The wonder is not ornament. It is the industrial side of the building doing its job.

VIII. The geography.

A district as a carpet of aluminum rooms: the city as a single tessellation

The material to build this is already being poured, on the Siberian hydro grid. Bratsk draws 2000 megawatts from the Angara. Krasnoyarsk produces a quarter of Russian primary output. Sayanogorsk, Novokuznetsk, Taishet complete the belt. TATPROF in Naberezhnye Chelny extrudes 25,000 tonnes of architectural profile per year. Alutech in Minsk carries a domestic thermal-break catalogue. The Schüco and Reynaers licensing inheritance, cut off in 2022, has folded into Russian factories.

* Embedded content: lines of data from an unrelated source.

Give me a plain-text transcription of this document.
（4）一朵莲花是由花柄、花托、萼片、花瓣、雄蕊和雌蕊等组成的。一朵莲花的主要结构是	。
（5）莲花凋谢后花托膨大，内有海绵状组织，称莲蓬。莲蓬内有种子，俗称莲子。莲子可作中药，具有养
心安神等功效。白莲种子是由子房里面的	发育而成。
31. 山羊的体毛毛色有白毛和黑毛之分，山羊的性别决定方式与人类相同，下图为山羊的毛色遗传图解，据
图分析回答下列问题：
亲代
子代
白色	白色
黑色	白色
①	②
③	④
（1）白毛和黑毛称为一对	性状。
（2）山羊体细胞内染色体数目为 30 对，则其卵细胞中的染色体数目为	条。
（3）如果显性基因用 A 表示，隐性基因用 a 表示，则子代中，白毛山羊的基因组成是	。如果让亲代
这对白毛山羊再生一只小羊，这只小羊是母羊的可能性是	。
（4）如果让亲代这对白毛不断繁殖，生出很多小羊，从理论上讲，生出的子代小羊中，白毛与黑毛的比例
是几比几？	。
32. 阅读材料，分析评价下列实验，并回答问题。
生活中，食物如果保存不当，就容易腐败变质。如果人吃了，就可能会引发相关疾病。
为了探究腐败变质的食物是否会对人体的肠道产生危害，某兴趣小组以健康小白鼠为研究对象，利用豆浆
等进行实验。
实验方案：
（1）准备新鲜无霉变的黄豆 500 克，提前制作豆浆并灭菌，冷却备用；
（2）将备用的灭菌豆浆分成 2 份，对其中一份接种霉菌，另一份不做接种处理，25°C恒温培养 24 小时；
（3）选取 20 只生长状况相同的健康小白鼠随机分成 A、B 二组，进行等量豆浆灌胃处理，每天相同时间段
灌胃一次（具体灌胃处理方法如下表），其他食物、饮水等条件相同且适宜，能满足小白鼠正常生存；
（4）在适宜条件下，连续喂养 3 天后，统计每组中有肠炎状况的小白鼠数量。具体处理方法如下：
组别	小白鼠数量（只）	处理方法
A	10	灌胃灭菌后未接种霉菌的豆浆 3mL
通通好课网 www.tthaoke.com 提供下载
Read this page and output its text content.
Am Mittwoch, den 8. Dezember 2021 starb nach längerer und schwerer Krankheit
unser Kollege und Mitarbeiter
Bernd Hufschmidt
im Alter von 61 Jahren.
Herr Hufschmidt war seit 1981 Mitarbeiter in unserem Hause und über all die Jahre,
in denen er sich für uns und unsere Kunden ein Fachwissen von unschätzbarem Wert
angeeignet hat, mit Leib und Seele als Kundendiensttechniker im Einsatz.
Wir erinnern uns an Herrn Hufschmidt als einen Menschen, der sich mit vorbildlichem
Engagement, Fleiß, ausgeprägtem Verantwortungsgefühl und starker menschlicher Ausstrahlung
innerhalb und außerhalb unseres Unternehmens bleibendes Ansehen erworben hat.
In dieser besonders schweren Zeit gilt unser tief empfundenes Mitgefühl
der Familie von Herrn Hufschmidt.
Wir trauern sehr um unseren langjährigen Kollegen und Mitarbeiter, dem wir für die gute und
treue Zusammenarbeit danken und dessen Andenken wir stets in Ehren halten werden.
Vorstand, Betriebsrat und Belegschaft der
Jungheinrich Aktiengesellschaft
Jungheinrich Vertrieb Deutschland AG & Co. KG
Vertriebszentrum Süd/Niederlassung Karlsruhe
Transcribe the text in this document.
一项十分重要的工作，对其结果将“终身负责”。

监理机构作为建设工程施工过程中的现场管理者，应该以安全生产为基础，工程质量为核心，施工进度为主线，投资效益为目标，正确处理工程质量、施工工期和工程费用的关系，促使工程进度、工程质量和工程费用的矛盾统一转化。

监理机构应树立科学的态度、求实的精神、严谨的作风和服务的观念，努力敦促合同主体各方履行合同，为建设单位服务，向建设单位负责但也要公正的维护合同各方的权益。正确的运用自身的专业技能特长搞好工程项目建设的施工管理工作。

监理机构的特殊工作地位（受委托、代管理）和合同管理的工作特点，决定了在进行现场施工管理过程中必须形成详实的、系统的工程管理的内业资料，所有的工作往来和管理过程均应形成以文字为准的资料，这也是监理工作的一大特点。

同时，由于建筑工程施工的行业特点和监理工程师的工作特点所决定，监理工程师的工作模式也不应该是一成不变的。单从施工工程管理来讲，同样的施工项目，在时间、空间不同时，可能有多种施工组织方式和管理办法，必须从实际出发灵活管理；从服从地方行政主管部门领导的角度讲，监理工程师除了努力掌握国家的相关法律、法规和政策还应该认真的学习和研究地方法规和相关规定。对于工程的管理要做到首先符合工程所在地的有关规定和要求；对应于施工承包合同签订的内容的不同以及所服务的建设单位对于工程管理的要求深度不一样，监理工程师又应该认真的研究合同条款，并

The industry is skilled, coordinated, and currently underused by its own architecture.

If it coordinated with a single system house on a common panel grammar, the first building that is its own weather and its own light would stand in Kommunarka before any European competitor had shipped a pilot.

Not a forecast. An opportunity with a two-year window.

IX. Coda.

An arctic chamber grown overnight inside an aluminum room: an ice cave by morning

One element. One grammar. One wall that can be any wall.

A child in Kommunarka, in January, crossing seven climates on the way to school, under a ceiling that remembers the mosaics of Ravenna. A waterfall in the courtyard that means it has rained. An ice ramp next door that will melt by April and become a reading garden.

None of this is speculation. All of it follows from one industrial fact. The metal is poured. The grammar is waiting. Write it.

— Lex te Loo Architects, 2026

In collaboration with Anna Belashova and Kiril Shiryaev.